Epístola de Bernabé 9
Sagrada Biblia Straubinger ›1La verdadera circuncisión: la de los oídos y la del corazón IX ¹. En efecto, dice otra vez sobre los oídos, cómo circuncidó nuestro corazón. Dice el Señor en el profeta: En oído de oreja me obedecieron. Y otra vez dice: Con oído oirán los que están lejos, y conocerán lo que yo hice. Y: Circuncidad—dice el Señor—vuestros corazones.
2². Y otra vez dice: Escucha, Israel, porque esto dice el Señor Dios tuyo. Y de nuevo el Espíritu del Señor profetiza: ¿Quién es el que quiere vivir para siempre? Con oído oiga la voz de mi siervo.
3³. Y otra vez dice: Escucha, cielo, y tú, tierra, presta oídos, porque el Señor ha hablado esto para testimonio. Y dice de nuevo: Oíd la voz del Señor, príncipes de este pueblo. Y dice otra vez: Escuchad, liijos, la voz que grita en el desierto.

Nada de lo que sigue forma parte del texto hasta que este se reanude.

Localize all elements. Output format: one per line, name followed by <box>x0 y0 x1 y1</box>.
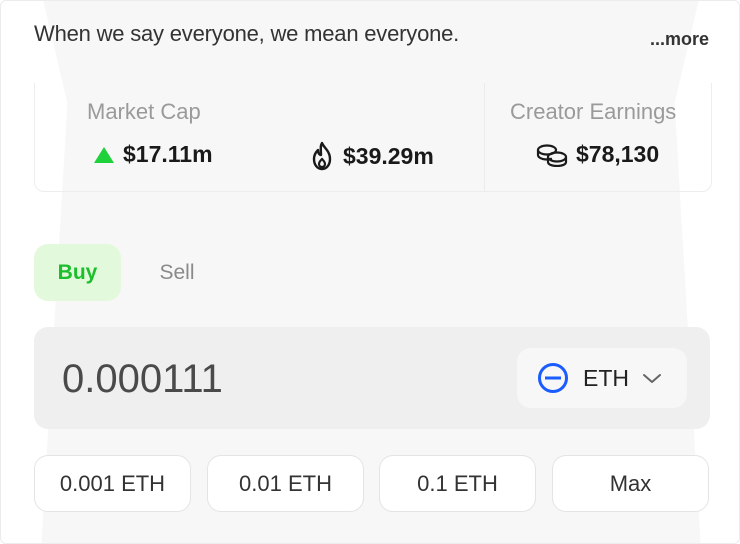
amount-input[interactable] <box>60 351 504 407</box>
triangle-up-icon <box>94 146 114 163</box>
more-link[interactable]: ...more <box>650 29 709 50</box>
flame-icon <box>312 141 332 171</box>
creator-earnings-label: Creator Earnings <box>510 99 677 124</box>
preset-button[interactable]: 0.01 ETH <box>207 455 364 512</box>
trade-panel: When we say everyone, we mean everyone. … <box>0 0 740 544</box>
tab-sell[interactable]: Sell <box>134 244 220 301</box>
market-cap-stat: $17.11m <box>93 141 213 168</box>
token-description: When we say everyone, we mean everyone. <box>34 21 460 46</box>
token-label: ETH <box>583 365 629 391</box>
tab-buy[interactable]: Buy <box>34 244 121 301</box>
max-button[interactable]: Max <box>552 455 709 512</box>
amount-box: ETH <box>34 327 710 429</box>
preset-button[interactable]: 0.001 ETH <box>34 455 191 512</box>
creator-earnings-stat: $78,130 <box>536 141 659 168</box>
stats-card: Market Cap $17.11m $39.29m Creator Earni… <box>34 83 712 192</box>
volume-stat: $39.29m <box>309 141 434 171</box>
market-cap-value: $17.11m <box>123 141 213 167</box>
stats-divider <box>484 83 485 191</box>
coins-icon <box>536 143 568 167</box>
token-selector[interactable]: ETH <box>517 348 687 408</box>
preset-button[interactable]: 0.1 ETH <box>379 455 536 512</box>
eth-circle-icon <box>538 363 568 393</box>
chevron-down-icon <box>643 374 661 383</box>
market-cap-label: Market Cap <box>87 99 201 124</box>
creator-earnings-value: $78,130 <box>576 141 660 167</box>
volume-value: $39.29m <box>343 142 434 169</box>
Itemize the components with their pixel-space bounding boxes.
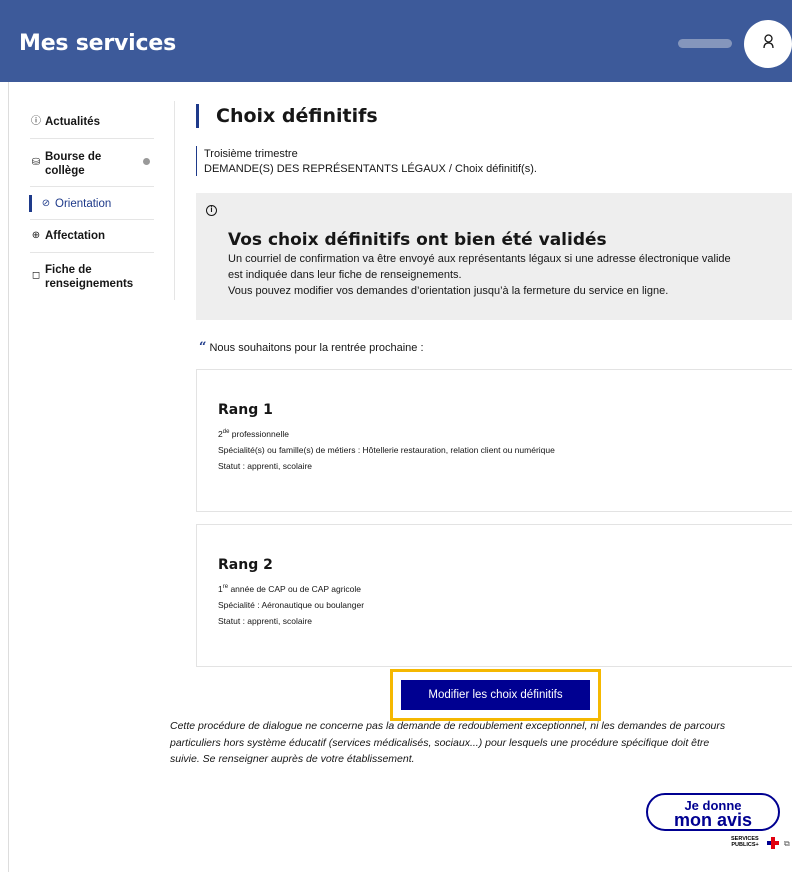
feedback-button[interactable]: Je donne mon avis <box>646 793 780 831</box>
target-icon: ⊕ <box>31 230 41 241</box>
title-accent-bar <box>196 104 199 128</box>
feedback-line2: mon avis <box>673 810 753 830</box>
page-left-border <box>8 82 9 872</box>
sidebar-nav: ⓘ Actualités ⛁ Bourse de collège ⊘ Orien… <box>29 100 158 291</box>
notice-title: Vos choix définitifs ont bien été validé… <box>228 230 607 250</box>
rank-specialty: Spécialité(s) ou famille(s) de métiers :… <box>218 445 555 455</box>
sidebar-item-label: Actualités <box>45 116 100 128</box>
rank-formation: 2de professionnelle <box>218 428 289 440</box>
rank-card: Rang 2 1re année de CAP ou de CAP agrico… <box>196 524 792 667</box>
money-icon: ⛁ <box>31 157 41 168</box>
user-name-blurred <box>678 39 732 48</box>
disclaimer-line: particuliers hors système éducatif (serv… <box>170 736 710 749</box>
breadcrumb-path: DEMANDE(S) DES REPRÉSENTANTS LÉGAUX / Ch… <box>204 163 537 175</box>
sidebar-item-bourse[interactable]: ⛁ Bourse de collège <box>30 150 158 178</box>
sidebar-item-label: Fiche de renseignements <box>45 263 133 291</box>
active-indicator <box>29 195 32 212</box>
info-notice: i Vos choix définitifs ont bien été vali… <box>196 193 792 320</box>
sidebar-item-affectation[interactable]: ⊕ Affectation <box>30 229 158 243</box>
rank-title: Rang 1 <box>218 402 273 418</box>
sidebar-item-actualites[interactable]: ⓘ Actualités <box>30 115 158 129</box>
breadcrumb-period: Troisième trimestre <box>204 148 298 160</box>
sidebar-item-label: Affectation <box>45 230 106 242</box>
sidebar-divider-vertical <box>174 101 175 300</box>
user-icon <box>763 34 774 49</box>
sidebar-item-orientation[interactable]: ⊘ Orientation <box>29 195 158 212</box>
rank-formation: 1re année de CAP ou de CAP agricole <box>218 583 361 595</box>
breadcrumb-bar <box>196 146 197 176</box>
compass-icon: ⊘ <box>41 198 51 209</box>
rank-card: Rang 1 2de professionnelle Spécialité(s)… <box>196 369 792 512</box>
sidebar-divider <box>30 186 154 187</box>
app-header: Mes services <box>0 0 792 82</box>
notice-text-line: Un courriel de confirmation va être envo… <box>228 253 731 265</box>
sidebar-divider <box>30 138 154 139</box>
quote-icon: “ <box>199 340 207 355</box>
sidebar-item-fiche[interactable]: ◻ Fiche de renseignements <box>30 263 158 291</box>
wishes-intro: “Nous souhaitons pour la rentrée prochai… <box>199 340 424 355</box>
rank-specialty: Spécialité : Aéronautique ou boulanger <box>218 600 365 610</box>
sidebar-item-label: Bourse de collège <box>45 150 101 178</box>
user-menu-button[interactable] <box>744 20 792 68</box>
brand-line2: PUBLICS+ <box>731 842 759 848</box>
sidebar-divider <box>30 219 154 220</box>
formation-name: professionnelle <box>229 429 289 439</box>
wishes-intro-text: Nous souhaitons pour la rentrée prochain… <box>209 342 424 354</box>
modify-choices-button[interactable]: Modifier les choix définitifs <box>401 680 590 710</box>
disclaimer-line: suivie. Se renseigner auprès de votre ét… <box>170 753 415 765</box>
external-link-icon[interactable]: ⧉ <box>784 839 790 849</box>
sidebar-label-line2: renseignements <box>45 278 134 290</box>
sidebar-label-line1: Bourse de <box>45 151 102 163</box>
status-dot <box>143 158 150 165</box>
notice-text-line: est indiquée dans leur fiche de renseign… <box>228 269 462 281</box>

4⁴. En conclusión, circuncidó nuestros oídos, a fin de que, oída la palabra, creamos nosotros. Por lo demás, la misma circuncisión, en que ponen su confianza, está anulada; porque el Señor habló de que se practicara una circuncisión, pero no de la carne. Mas ellos transgredieron su mandamiento, pues un ángel malo los engañó.
5⁵. Díceles a ellos: Esto dice el Señor Dios nuestro (aquí hallo yo el mandamiento): No sembréis sobre las espinas; circuncidaos para vuestro Señor. ¿Y qué quiere de cir: Circuncidad la dureza de vuestro corazón y no endurezcáis vuestro cuello? Toma ahora, otrosí: He aquí —dice el Señor— que todas las naciones son incircuncisas de prepucio; mas este pueblo es incircunciso de corazón.
6⁶. Pero diréis: Es que el pueblo se circuncida para sello. Mas también—te contestaré—se circuncidan los sirios y los árabes y todos los sacerdotes de los ídolos; finalmente, también los egipcios usan la circuncisión.
7⁷. Así, pues, hijos del amor, aprended Copiosamente acerca de todo esto: Abraham, que fué el primero en practicar la circuncisión, circuncidó a los de su casa mirando anticipadamente en espíritu hacia Jesús, tomando los símbolos de tres letras.
8⁸. Dice, en efecto, la Escritura: Y circuncidó Abraham de su casa a trescientos dieciocho hombres. Ahora bien, ¿cuál es el conocimiento que le fué dado? Atended que pone primero los dieciocho y, hecha una pausa, los trescientos. El dieciocho se compone de la I, que vale diez, y la H, que representa ocho. Ahí tienes el nombre de IHSOUS. Mas como la cruz había de tener la gracia en la figura de la T, dice también los trescientos. Consiguientemente, en las dos primeras letras significa a Jesús, y en otra, la cruz.
9⁹. Sábelo Aquel que pone en nosotros la dádiva ingénita de su enseñanza: Nadie aprendió de mí más genuina palabra; pero yo sé que vosotros sois dignos de ello.